The crazy drivers were on this road, as well, but at least there were two or more lanes on either side. In a place where helmets and safety gear are not required, I look completely out of place, from outer space, but I told myself not to compromise on bodily safety during this trip.
This wasn’t the Agricultural Route, but nobody told this tractor, who’s driving like he owns the road. Note the cell tower. Even though the highway went through some remote desert, there were cell towers every few kilometers. The digital divide is slowly being bridged.
Stopping for a break and noticing that my recently installed adjustable sidestand was working itself loose.
After some water, I got ready to get going again and here you can see the contents on my left pannier as I strap in my kidney belt to aid in lower back support (wish it was black). My sandals are the last items to go in so that I can use them to keep everything else from rattling about.
Coming across a toll booth and happy to note that motorcycles don’t have to pay tolls in Egypt. Yeah.

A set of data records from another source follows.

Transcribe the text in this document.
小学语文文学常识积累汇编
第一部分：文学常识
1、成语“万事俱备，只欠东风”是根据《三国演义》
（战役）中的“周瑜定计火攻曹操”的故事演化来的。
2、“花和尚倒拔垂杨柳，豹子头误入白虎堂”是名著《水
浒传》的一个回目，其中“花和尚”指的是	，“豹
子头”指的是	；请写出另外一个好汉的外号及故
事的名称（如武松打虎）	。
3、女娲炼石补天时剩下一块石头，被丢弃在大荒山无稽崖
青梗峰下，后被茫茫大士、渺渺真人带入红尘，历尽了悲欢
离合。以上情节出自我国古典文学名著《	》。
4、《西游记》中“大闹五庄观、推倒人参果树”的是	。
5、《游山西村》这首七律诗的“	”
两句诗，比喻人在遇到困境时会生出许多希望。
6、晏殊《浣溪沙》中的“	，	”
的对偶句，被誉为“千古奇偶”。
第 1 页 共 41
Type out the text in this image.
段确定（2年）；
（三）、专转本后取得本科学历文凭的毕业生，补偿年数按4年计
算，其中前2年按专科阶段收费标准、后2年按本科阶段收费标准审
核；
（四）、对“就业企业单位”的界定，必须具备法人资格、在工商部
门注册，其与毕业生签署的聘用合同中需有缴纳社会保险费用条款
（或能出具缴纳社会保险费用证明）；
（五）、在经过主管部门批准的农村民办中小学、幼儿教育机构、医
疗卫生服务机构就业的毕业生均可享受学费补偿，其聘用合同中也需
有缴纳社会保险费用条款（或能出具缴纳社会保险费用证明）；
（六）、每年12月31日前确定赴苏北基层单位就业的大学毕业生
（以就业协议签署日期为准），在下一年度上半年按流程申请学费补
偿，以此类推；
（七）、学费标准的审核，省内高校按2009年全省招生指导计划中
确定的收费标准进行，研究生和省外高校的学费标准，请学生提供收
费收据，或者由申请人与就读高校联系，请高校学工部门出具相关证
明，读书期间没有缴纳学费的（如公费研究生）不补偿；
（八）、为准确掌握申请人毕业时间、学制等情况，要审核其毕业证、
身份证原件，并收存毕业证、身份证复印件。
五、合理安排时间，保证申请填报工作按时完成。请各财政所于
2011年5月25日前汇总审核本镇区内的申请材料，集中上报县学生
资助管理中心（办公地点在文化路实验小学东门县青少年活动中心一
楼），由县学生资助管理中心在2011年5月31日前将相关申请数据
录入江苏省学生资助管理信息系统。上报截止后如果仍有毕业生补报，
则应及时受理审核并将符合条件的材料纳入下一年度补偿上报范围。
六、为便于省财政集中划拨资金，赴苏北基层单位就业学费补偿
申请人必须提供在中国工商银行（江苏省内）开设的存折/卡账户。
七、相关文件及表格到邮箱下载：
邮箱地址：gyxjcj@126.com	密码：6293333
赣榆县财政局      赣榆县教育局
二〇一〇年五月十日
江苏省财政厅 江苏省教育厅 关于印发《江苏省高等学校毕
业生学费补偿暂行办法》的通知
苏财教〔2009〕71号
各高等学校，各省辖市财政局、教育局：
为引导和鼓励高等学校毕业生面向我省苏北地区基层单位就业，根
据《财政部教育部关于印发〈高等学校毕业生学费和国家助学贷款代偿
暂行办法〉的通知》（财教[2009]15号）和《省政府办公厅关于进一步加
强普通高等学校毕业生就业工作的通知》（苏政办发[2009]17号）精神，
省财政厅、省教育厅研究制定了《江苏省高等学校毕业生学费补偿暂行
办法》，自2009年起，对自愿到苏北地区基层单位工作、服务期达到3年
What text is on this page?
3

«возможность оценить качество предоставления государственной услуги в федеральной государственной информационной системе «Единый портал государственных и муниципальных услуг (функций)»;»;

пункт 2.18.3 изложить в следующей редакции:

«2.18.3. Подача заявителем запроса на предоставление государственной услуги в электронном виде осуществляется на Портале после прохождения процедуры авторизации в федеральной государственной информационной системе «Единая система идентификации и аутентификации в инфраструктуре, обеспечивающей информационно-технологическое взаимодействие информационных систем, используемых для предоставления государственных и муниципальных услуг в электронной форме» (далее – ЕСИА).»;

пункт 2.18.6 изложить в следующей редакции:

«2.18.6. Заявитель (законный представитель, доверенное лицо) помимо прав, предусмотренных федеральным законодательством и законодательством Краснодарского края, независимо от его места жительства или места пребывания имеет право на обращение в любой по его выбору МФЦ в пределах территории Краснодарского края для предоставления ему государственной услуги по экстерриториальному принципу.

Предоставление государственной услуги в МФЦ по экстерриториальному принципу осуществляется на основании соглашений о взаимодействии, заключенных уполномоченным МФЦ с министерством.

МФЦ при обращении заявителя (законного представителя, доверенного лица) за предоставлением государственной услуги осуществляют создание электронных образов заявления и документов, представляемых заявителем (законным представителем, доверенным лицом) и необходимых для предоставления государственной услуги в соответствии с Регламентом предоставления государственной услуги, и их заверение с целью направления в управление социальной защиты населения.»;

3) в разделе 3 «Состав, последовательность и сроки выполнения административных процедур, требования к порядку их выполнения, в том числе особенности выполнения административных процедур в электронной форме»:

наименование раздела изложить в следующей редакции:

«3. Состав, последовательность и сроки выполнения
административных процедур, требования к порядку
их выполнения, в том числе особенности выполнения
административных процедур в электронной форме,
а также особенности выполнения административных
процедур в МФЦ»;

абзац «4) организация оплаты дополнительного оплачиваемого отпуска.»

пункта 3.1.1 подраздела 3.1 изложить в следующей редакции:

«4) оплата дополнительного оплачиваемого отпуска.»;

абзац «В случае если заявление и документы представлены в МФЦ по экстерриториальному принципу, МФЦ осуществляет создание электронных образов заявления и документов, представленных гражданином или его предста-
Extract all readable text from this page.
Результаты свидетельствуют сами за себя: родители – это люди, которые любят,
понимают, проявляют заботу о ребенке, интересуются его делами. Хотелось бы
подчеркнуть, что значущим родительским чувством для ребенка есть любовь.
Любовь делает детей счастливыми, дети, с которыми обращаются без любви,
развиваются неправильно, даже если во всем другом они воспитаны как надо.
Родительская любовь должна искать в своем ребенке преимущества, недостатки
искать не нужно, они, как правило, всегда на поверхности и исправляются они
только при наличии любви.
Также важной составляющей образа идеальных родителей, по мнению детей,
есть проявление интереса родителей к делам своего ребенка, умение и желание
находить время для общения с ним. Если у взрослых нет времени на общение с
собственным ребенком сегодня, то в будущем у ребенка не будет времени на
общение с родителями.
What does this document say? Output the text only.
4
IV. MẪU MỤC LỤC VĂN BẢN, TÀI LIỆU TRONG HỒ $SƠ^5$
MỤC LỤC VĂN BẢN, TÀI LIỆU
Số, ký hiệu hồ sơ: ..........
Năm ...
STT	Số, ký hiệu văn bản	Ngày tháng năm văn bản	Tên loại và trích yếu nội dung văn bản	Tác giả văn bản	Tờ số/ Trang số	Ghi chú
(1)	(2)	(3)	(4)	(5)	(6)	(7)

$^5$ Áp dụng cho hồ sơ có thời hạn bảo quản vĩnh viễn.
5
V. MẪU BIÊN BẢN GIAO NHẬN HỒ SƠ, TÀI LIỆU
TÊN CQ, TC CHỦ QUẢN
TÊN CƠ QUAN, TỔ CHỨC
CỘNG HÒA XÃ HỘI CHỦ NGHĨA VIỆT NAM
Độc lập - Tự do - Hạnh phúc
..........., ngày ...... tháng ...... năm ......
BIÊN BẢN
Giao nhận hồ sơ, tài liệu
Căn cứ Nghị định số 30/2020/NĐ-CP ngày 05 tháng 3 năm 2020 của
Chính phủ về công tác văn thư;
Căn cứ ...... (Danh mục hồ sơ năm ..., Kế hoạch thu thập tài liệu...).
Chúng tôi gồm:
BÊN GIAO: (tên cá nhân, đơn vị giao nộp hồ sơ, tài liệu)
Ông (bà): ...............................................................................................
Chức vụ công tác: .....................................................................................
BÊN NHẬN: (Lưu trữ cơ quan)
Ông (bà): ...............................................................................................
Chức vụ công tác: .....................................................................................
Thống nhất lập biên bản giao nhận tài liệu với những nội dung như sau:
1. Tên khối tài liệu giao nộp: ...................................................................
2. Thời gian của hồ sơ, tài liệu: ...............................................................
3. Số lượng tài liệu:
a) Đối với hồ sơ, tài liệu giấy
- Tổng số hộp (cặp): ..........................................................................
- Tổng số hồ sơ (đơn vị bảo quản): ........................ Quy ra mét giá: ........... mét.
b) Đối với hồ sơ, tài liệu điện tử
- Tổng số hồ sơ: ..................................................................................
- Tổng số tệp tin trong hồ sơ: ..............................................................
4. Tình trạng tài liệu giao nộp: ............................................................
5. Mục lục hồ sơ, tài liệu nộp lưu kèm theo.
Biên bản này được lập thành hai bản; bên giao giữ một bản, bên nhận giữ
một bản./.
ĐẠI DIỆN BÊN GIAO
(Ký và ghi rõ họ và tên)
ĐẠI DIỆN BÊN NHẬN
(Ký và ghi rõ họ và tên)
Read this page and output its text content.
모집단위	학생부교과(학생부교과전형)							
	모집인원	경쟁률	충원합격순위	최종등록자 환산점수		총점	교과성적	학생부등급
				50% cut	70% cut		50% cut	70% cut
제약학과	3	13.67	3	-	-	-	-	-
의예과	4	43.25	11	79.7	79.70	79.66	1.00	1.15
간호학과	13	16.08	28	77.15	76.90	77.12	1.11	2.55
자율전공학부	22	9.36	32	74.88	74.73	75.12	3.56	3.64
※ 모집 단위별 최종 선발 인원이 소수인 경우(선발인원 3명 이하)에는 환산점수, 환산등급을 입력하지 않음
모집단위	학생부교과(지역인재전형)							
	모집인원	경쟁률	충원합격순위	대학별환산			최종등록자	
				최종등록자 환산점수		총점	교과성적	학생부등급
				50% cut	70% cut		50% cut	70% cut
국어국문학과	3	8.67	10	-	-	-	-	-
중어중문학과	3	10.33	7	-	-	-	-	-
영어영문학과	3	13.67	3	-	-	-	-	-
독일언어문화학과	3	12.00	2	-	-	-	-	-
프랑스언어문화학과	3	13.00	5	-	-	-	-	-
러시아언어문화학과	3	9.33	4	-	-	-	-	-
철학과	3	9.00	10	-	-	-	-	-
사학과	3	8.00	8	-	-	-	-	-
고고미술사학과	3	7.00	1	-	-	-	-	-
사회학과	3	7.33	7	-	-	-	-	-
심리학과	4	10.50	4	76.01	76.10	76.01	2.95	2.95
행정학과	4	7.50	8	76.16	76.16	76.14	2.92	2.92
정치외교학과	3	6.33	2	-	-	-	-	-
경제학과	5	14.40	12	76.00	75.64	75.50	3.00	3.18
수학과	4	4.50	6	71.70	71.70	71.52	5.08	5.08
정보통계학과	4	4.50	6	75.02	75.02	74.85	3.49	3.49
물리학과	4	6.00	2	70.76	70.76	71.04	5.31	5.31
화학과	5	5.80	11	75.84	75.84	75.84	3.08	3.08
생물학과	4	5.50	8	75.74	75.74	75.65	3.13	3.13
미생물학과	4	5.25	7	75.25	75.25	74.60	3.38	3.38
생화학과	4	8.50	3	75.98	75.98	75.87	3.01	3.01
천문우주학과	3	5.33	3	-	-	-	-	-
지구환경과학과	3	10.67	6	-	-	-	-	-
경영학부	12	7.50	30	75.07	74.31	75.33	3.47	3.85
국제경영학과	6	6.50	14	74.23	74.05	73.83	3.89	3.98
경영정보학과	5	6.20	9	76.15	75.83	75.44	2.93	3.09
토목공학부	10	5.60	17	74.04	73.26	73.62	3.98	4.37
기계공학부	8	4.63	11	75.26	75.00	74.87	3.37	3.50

A section of brand new four lanes of asphalt heading across the desert to Cairo. This was a Tuesday and the highway was empty in sections. I knew I should enjoy this peace before the…
…chaos of traffic in Cairo. I arrived in the capital within a few hours but it would take another hour to find my way to Maadi and my next CouchSurfing host. I had the Tracks4Africa GPS maps in my Garmin, but they’re lacking detail for northern Africa, especially in big cities, so I had to resort to the usual way of stopping and asking for lots of directions. Being inland from the coast, Cairo was noticeably hotter than Alex and while my heavy meshed-gear is efficient at keeping me cool while moving, I quickly heat up in traffic jams, along with the air-cooled motor of sanDRina. The roads here are barricaded by concrete walls and once every last inch is taken up by traffic, things come to a halt. This is marked as a two lane bridge.
There was no alternate route as every road looked like it too was jammed. This image through a steel barricade best represents the feeling of being trapped in traffic.
I wish I could’ve spent a few more days in Alexandria but I think I got a good taste for the city. I had made it to Cairo and now the mission was to get a visa for Sudan, then I could relax and take in the city and its sights.